It was April 1991, just short of 30 years ago. I was working in my tiny office on the rim of the city room at the old San Antonio Light newspaper. All of a sudden Rosie Castro was up close and angry.
She had reason to be angry. She was working for Maria Antonietta Berriozábal, who was in a mayoral election runoff with Nelson Wolff. I had written a column expressing my admiration for Berriozábal, who had been my City Council representative for 10 years.
She had always spoken eloquently for the many hard-working but poorly paid citizens who lived in the central city District 1. And there was never a hint of scandal around her. She had never become full of herself. She truly saw herself as a servant of the people. In my opinion, she nearly always voted “right” on the issues.
But I also observed that in her decade in office, Berriozábal had never persuaded the rest of the council to pass any significant legislation addressing her issues. She was not skilled at the political give and take of legislation, a skill I thought important for a mayor.
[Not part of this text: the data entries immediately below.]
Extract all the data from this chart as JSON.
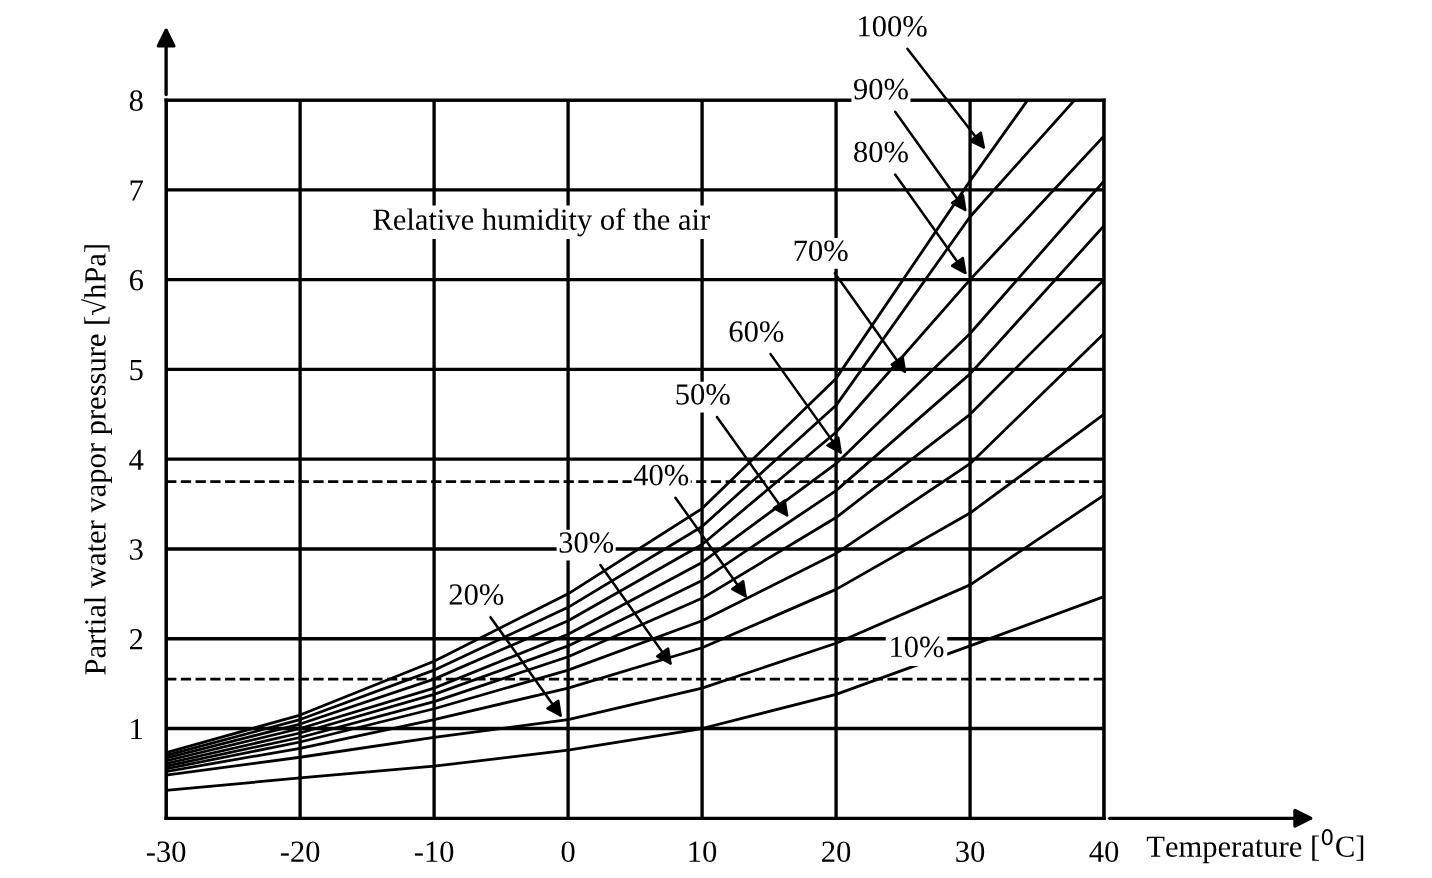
{
  "chart_data": {
    "type": "line",
    "xlabel": "Temperature [$^{0}$C]",
    "ylabel": "Partial water vapor pressure [√hPa]",
    "xlim": [
      -30,
      40
    ],
    "ylim": [
      0,
      8
    ],
    "xticks": [
      -30,
      -20,
      -10,
      0,
      10,
      20,
      30,
      40
    ],
    "yticks": [
      1,
      2,
      3,
      4,
      5,
      6,
      7,
      8
    ],
    "grid": true,
    "line_style": "solid",
    "marker": "none",
    "series": [
      {
        "color": "#000000",
        "x": [
          -30,
          -20,
          -10,
          0,
          10,
          20,
          30,
          34.3
        ],
        "values": [
          0.73,
          1.15,
          1.75,
          2.5,
          3.45,
          4.9,
          7.1,
          8
        ]
      },
      {
        "color": "#000000",
        "x": [
          -30,
          -20,
          -10,
          0,
          10,
          20,
          30,
          37.8
        ],
        "values": [
          0.7,
          1.1,
          1.65,
          2.35,
          3.25,
          4.6,
          6.7,
          8
        ]
      },
      {
        "color": "#000000",
        "x": [
          -30,
          -20,
          -10,
          0,
          10,
          20,
          30,
          40
        ],
        "values": [
          0.67,
          1.05,
          1.55,
          2.2,
          3.05,
          4.3,
          6.0,
          7.6
        ]
      },
      {
        "color": "#000000",
        "x": [
          -30,
          -20,
          -10,
          0,
          10,
          20,
          30,
          40
        ],
        "values": [
          0.64,
          1.0,
          1.45,
          2.05,
          2.85,
          3.95,
          5.4,
          7.1
        ]
      },
      {
        "color": "#000000",
        "x": [
          -30,
          -20,
          -10,
          0,
          10,
          20,
          30,
          40
        ],
        "values": [
          0.61,
          0.95,
          1.38,
          1.92,
          2.65,
          3.65,
          4.95,
          6.6
        ]
      },
      {
        "color": "#000000",
        "x": [
          -30,
          -20,
          -10,
          0,
          10,
          20,
          30,
          40
        ],
        "values": [
          0.58,
          0.9,
          1.3,
          1.8,
          2.45,
          3.35,
          4.5,
          6.0
        ]
      },
      {
        "color": "#000000",
        "x": [
          -30,
          -20,
          -10,
          0,
          10,
          20,
          30,
          40
        ],
        "values": [
          0.55,
          0.85,
          1.22,
          1.65,
          2.2,
          2.95,
          3.95,
          5.4
        ]
      },
      {
        "color": "#000000",
        "x": [
          -30,
          -20,
          -10,
          0,
          10,
          20,
          30,
          40
        ],
        "values": [
          0.52,
          0.78,
          1.1,
          1.45,
          1.9,
          2.55,
          3.4,
          4.5
        ]
      },
      {
        "color": "#000000",
        "x": [
          -30,
          -20,
          -10,
          0,
          10,
          20,
          30,
          40
        ],
        "values": [
          0.48,
          0.68,
          0.9,
          1.1,
          1.45,
          1.95,
          2.6,
          3.6
        ]
      },
      {
        "color": "#000000",
        "x": [
          -30,
          -20,
          -10,
          0,
          10,
          20,
          30,
          40
        ],
        "values": [
          0.31,
          0.45,
          0.58,
          0.76,
          1.0,
          1.38,
          1.92,
          2.47
        ]
      }
    ],
    "ref_lines": [
      {
        "axis": "y",
        "value": 3.75,
        "label": null,
        "line_style": "dashed",
        "color": "#000000"
      },
      {
        "axis": "y",
        "value": 1.55,
        "label": null,
        "line_style": "dashed",
        "color": "#000000"
      }
    ],
    "annotations": [
      "Relative humidity of the air",
      {
        "text": "100%",
        "x": 31.4,
        "y": 7.4
      },
      {
        "text": "90%",
        "x": 30,
        "y": 6.7
      },
      {
        "text": "80%",
        "x": 30,
        "y": 6.0
      },
      {
        "text": "70%",
        "x": 25.5,
        "y": 4.9
      },
      {
        "text": "60%",
        "x": 20.7,
        "y": 4.0
      },
      {
        "text": "50%",
        "x": 16.7,
        "y": 3.3
      },
      {
        "text": "40%",
        "x": 13.6,
        "y": 2.4
      },
      {
        "text": "30%",
        "x": 8,
        "y": 1.65
      },
      {
        "text": "20%",
        "x": -0.2,
        "y": 1.07
      },
      "10%"
    ]
  }
}
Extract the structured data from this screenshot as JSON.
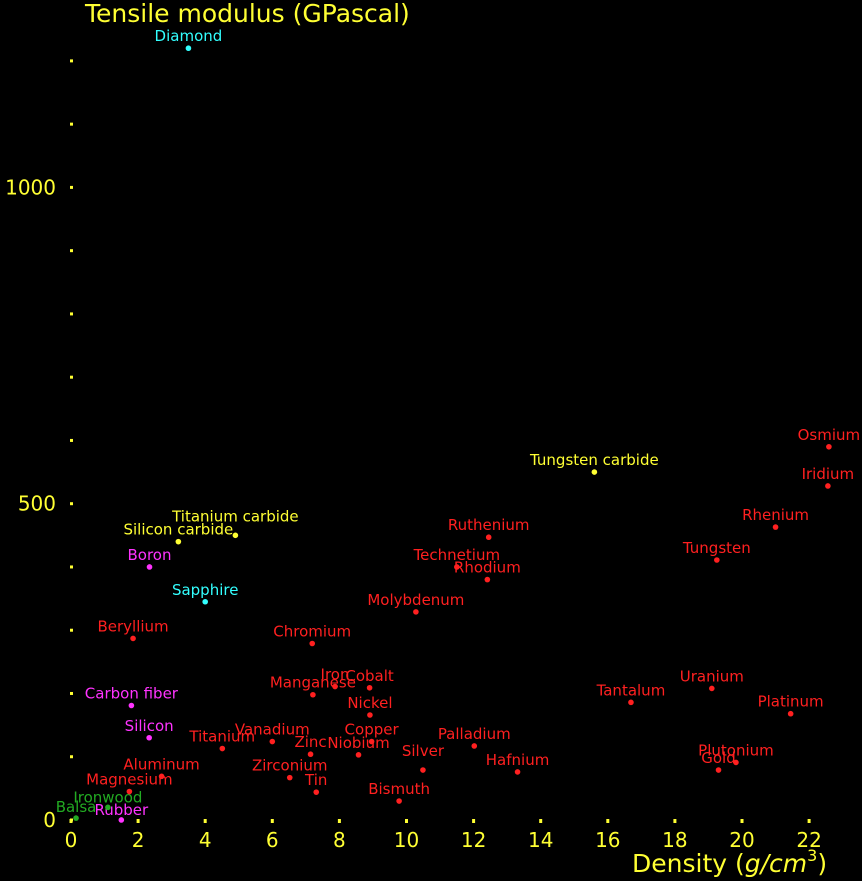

Rosie Castro (yes, the mother of two then small and now famous twins) was not restrained in her anger. My recollection of her direct quote was, “Casey, if you keep writing s— like this, there will be riots in the street!”
“Rosie,” I said, “this is San Antonio. We don’t do riots in the street.”
In my memory, at least, she lowered the volume and agreed that I was right – about the riots, not about Berriozábal.
The incident came to mind when I saw a picture of San Antonio police, clad in riot gear, standing Saturday evening between a large crowd of protesters and a small band of armed men who fancied themselves as Davey Crockett’s heirs, defending the Alamo in the wake of the infliction of graffiti on the Cenotaph, a crime for which a single suspect has been arrested.
One could make the case that San Antonio police don’t need riot gear any more than the city’s public works department needs snowplows. Maybe even less.
The last riot in San Antonio came in 1939 when about 5,000 patriots stormed and vandalized Municipal Auditorium because Mayor Maury Maverick, a First Amendment enthusiast, allowed a small openly Communist group to hold a meeting there. Some of the patriots reportedly went looking for Maverick.
The last blizzard came in 1985 when Mother Nature dumped 13 inches of snow on the city and shut it down for the better part of a week.
As 5,000 demonstrators marched on Saturday afternoon, my take on San Antonio appeared to hold. Despite the provocation of the sickening 8-minute video of the casual murder of George Floyd by a Minneapolis policeman with his hands in his pockets, the marchers were nonviolent. Angry, but nonviolent. But hours after they went home Saturday evening, the tone changed. Some of those still on the streets broke store windows, some looted, some threw things at police officers, and some tagged public spaces with graffiti. At least six were arrested on various charges, the most serious being assaulting a police officer.
Three officers were injured by flying objects, two hit in the head by bottles, one in the knee by a brick, according to police reports. About 40 businesses suffered damage. Officers responded with tear gas and pepper pellets.
At a press conference Sunday, police Chief William McManus admitted that an earlier comment of his that the hooliganism was largely the doing of outside agitators was possibly wrong. The four arrested at that time included one person from Uvalde. The others were San Antonians.
McManus was asked to compare what he had seen here with reports from other cities.
“The level of destruction and violence is not what we’ve seen around the country,” he said. “But it’s a lot for San Antonio.”
It was indeed, and it forces me to painfully reconsider my confidence that San Antonio doesn’t do riots. I can’t be so categorical.
I can still say that we don’t do race riots. The provocation came from the latest wanton murder of an unarmed black man by a police officer, yet the demonstrators were a rainbow coalition, and of the four mug shots published so far of those arrested, not one was of a black person.
If any people involved in the vandalism think they were supporting black people with those actions, I pass along a request from Ijeoma Oluo, the Seattle author of the 2018 book So You Want to Talk About Race. She says non-blacks should do nothing to increase tensions at demonstrations, since there is a good chance that it is blacks who will pay the price.
I can say one more thing. San Antonio cleans up after itself. Sunday morning citizen volunteers spontaneously showed up on Houston Street, some before the shop owners and managers, to help sweep up glass from broken windows and scrub graffiti off walls. Some brought their children.